Apesar dessa realidade, a isonomia é uma garantia constitucional, competindo ao juiz  assegurar às partes igualdade de tratamento.

A utilidade da conceituação é permitir com maior clareza que o juiz reconheça a situação vulnerável de um litigante para poder engendrar os esforços aptos a promover o equilíbrio nas oportunidades processuais.

Poderia nos exemplificar um caso de vulnerabilidade processual?

Considere a situação de uma pessoa hipossuficiente e analfabeta que se dirige ao Juizado Especial Cível, sem advogado, para deduzir oralmente uma pretensão. É forçoso reconhecer que há limitações consideráveis em sua atuação processual.

Sendo pobre a ponto de não ter condições de arcar com custas e honorários sem prejuízo do sustento próprio, ela é vulnerável sob o aspecto econômico. A insuficiência pecuniária, porém, não pode constituir óbice ao acesso à justiça, já que a Constituição Federal prevê a garantia de assistência jurídica integral e gratuita aos necessitados. Assim, caso o litigante hipossuficiente precise da produção de ato causador de despesa processual, ele precisará ser dispensado do pagamento nos termos da Lei 1.060/50.

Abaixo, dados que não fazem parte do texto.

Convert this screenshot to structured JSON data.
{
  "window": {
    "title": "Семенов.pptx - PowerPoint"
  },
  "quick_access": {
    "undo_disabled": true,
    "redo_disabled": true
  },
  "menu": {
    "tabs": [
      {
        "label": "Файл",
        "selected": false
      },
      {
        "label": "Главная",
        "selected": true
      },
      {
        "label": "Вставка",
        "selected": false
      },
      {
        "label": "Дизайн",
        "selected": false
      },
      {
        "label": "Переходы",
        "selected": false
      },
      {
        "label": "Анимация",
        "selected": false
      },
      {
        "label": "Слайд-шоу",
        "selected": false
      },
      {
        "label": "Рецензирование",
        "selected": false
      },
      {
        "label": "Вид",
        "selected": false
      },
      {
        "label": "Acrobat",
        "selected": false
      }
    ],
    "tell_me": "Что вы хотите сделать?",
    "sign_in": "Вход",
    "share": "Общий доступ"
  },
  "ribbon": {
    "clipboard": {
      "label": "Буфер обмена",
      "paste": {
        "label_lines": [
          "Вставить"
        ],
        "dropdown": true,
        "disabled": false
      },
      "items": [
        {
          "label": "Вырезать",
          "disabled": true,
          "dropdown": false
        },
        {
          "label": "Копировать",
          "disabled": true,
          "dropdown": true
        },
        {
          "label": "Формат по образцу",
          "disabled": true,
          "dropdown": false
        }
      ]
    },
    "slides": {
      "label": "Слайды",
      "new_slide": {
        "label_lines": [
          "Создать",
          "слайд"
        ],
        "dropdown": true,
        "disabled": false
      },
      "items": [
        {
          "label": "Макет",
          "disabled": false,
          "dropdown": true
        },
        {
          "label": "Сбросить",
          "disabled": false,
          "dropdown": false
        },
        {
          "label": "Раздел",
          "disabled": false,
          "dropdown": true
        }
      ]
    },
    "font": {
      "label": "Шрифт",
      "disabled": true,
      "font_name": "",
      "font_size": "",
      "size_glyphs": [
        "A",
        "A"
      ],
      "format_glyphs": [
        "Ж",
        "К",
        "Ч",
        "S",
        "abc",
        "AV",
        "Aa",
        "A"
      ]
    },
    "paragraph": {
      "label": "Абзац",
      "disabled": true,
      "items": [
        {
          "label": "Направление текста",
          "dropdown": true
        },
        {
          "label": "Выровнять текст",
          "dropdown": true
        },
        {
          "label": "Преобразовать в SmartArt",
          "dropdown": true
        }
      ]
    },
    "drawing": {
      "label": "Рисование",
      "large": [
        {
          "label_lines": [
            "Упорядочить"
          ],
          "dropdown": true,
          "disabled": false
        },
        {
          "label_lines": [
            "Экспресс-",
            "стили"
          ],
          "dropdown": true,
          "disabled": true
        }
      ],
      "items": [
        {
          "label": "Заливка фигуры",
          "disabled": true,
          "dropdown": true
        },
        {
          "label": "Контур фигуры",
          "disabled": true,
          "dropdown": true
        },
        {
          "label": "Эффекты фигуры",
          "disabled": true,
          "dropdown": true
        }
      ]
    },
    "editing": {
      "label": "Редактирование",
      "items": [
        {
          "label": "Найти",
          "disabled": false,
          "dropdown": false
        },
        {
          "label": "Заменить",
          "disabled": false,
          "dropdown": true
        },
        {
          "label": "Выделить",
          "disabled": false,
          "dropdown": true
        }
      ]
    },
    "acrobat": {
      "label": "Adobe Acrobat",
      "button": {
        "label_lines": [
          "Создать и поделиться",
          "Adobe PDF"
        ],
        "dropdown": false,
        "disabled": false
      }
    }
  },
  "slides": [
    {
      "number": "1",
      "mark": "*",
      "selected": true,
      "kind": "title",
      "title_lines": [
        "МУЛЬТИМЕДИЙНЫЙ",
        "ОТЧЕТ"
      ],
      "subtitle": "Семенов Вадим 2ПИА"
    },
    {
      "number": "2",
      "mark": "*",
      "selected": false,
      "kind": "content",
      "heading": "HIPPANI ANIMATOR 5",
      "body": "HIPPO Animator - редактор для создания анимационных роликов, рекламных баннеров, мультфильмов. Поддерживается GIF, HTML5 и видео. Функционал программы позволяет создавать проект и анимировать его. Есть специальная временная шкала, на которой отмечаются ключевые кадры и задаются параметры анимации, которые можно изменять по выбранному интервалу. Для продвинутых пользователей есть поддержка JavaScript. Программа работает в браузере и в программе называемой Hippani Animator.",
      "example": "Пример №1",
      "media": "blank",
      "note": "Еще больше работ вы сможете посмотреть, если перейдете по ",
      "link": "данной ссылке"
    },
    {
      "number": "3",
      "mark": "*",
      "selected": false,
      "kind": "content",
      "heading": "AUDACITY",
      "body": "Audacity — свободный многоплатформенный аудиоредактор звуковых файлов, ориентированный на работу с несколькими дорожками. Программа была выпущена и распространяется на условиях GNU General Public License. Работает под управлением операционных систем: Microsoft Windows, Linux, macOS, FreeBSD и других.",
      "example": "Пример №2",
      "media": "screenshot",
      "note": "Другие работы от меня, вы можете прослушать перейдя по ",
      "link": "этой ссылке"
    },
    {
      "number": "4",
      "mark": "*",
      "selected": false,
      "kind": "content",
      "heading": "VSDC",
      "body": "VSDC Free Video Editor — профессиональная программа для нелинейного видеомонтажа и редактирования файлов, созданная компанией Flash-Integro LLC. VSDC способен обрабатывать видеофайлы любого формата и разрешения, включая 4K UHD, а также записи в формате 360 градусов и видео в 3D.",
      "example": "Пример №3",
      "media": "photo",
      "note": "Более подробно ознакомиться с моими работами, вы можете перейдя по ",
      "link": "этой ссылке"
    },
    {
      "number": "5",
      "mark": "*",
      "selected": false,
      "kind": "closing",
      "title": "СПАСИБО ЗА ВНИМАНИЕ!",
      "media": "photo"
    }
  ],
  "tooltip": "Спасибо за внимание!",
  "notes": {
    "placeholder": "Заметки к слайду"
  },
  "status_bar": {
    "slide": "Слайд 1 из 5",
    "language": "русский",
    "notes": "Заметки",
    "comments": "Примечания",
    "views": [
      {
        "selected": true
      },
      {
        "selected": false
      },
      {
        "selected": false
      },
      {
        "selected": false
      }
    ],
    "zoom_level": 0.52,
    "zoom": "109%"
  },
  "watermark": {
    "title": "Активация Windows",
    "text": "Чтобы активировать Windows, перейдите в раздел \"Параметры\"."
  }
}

Sendo a pessoa analfabeta, pode ser considerada vulnerável sob o aspecto informacional pelas árduas dificuldades de acesso a dados relevantes. A desinformação pessoal sobre aspectos do direito material e do tramite processual certamente posiciona o jurisdicionado em uma situação altamente desfavorável. Há casos em que litigantes, ainda que alfabetizados, participam de audiências em Juizados Especiais sem advogados e não conseguem entender as expressões usadas pelo magistrado e pelo advogado da outra parte, sofrendo consideráveis limitações de compreensão.

O fato de estar sem advogado torna a pessoa vulnerável sob o viés técnico por não dispor de informações completas sobre ditames do sistema jurídico. A ausência de um profissional do Direito demanda que o juiz atente para a situação da parte e evite que a grande facilitação ensejada pelo jus postulandi se converta em triste armadilha; para tanto, devem o magistrado e seus auxiliares, em postura cooperatória, dar esclarecimentos sobre as informações processuais relevantesde forma clara e acessível.

Nesse cenário, a serventia não pode deixar de considerar as limitações do jurisdicionado. Na intimação dos atos processuais, por exemplo, ante o analfabetismo e a dificuldade de compreensão, ao invés de valer-se do procedimento padrão de envio de intimações por escrito em linguagem eminentemente técnica, deve agir forma a promover a ciência por meios que assegurem seu pleno acesso ao teor das comunicações.

Como se percebe, para que o magistrado cumpra o dever de assegurar igualdade de tratamento aos litigantes é essencial que devote atenção considerável à situação concreta em que estes se encontram. Vale dizer que tal postura não ensejará perda da imparcialidade porque o juiz não irá enfrentar o mérito, mas esclarecerá elementos sobre o trâmite processual de forma isenta.

Qual a polêmica acerca da vulnerabilidade versus hipossuficiência?

A polêmica decorre de ditames do Código de Defesa do Consumidor segundo os quais todo consumidor é vulnerável, mas não necessariamente hipossuficiente. O consumidor é vulnerável por sua debilidade – sobretudo de informações – em comparação ao fornecedor; contudo, para fazer jus ao mecanismo facilitador de inversão do ônus da prova no processo, o Código de Defesa do Consumidor exige a demonstração de que, além de frágil, o litigante é tecnicamente hipossuficiente a ponto de não ter condições de se desincumbir da produção probatória.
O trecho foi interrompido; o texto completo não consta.